村里办白事一直有一个说法,孩子比父母先死的,不能办葬礼。除非死在污秽之地......

跟我从小一起长大的小贺摔死在了村头后的桃林里。

那时夏天日头正盛的时候,我和小贺约好了去村后头的桃林偷果子吃。

谁知道那天爷爷临时决定带我去镇上办事,想着能到镇上吃席,我果断爽了小贺的约。

等回来再约个时间去不就好了,反正他年长我几岁也经常说话不算数的,我如是想。

谁都没想到,一向熟悉爬树的小贺会被树枝扎到脚,从树上掉下来摔到石头上磕死。

接到消息赶回来时,小贺娘已经哭的晕了过去,小贺爹强撑着悲伤招呼大伙坐下商量小贺的白事。

大伙沉默许久,谁也拿不定主意。

“这孩子死在了桃树林,不算污秽地,到底不吉利,丧事得大办特办,去去晦气。”

说话的是我爷爷,在村里算得上是德高望重的老人,大家都叫他三爷。爷爷年岁70左右,见多识广,早年上过战场,晚年学过风水。总是神神秘秘的我都不大了解他。

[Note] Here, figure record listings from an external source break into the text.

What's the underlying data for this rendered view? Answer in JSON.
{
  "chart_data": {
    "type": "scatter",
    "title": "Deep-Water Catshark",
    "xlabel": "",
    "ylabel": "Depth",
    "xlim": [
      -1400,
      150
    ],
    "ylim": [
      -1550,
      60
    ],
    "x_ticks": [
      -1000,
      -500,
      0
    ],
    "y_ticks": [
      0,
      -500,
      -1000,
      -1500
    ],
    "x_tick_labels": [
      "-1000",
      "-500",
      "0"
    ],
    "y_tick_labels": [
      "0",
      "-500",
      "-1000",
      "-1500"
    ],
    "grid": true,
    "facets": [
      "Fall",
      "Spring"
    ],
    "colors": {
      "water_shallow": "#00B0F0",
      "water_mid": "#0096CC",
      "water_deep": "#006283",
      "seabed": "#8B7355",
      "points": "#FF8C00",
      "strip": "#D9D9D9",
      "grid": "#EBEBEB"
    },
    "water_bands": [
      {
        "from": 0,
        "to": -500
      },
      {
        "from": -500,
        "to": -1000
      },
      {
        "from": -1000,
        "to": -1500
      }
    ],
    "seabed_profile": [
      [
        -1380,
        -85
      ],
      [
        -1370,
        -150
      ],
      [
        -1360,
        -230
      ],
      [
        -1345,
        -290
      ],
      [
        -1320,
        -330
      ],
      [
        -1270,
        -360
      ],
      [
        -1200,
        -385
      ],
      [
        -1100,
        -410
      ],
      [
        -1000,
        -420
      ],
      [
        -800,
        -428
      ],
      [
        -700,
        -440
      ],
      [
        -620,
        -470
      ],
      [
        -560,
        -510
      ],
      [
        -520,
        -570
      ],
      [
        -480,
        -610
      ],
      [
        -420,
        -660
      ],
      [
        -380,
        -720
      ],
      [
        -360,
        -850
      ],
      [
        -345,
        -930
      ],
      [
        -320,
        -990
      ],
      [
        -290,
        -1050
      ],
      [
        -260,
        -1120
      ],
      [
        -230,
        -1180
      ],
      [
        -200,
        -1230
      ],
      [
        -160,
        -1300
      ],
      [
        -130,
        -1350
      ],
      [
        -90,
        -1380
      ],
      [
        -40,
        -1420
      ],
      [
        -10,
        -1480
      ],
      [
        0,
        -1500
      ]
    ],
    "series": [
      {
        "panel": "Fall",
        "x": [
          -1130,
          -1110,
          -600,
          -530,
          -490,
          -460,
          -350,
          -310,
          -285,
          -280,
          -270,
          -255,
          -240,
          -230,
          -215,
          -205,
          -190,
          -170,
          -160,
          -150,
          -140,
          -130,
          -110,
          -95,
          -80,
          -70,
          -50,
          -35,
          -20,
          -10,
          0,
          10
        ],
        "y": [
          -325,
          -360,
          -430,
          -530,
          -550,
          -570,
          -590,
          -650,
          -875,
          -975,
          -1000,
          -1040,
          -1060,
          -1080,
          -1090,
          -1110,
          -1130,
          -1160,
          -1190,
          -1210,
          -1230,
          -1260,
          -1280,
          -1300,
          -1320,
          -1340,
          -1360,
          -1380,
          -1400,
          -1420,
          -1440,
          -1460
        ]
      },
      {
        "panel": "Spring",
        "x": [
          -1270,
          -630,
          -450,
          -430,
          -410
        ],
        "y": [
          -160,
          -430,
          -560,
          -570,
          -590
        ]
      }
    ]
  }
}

村里的红白事基本都是要过他的手才能定下,村里人对他很尊敬。

“村后那片桃林我看挺茂盛的桃子又不错,怎么也算不上秽地啊?”一个中年男人嘟囔起来。

毕竟长辈要给小辈磕头发丧,这事传出去到底失了颜面。

爷爷吐出一口旱烟说道:“小贺这娃是子时出生的土耗子,本就与木相克,况且是桃林,加上出事又在正午时分,土木不容,阴阳不和,也算得上是大凶。

听爷爷这么一说,众人顿时慌了神,纷纷讨起对策来。

“先前说了,丧事不仅要办,还要大办特办,这七天之内,家里不能缺人,找几个和小贺这娃子年龄相仿的的孩子,每一个时辰换一次香火,烧一次纸钱。”

大伙细细听着爷爷吩咐,最后定下来人是我与村里另外五个年龄相仿的孩子,两个人一组四个时辰换一波。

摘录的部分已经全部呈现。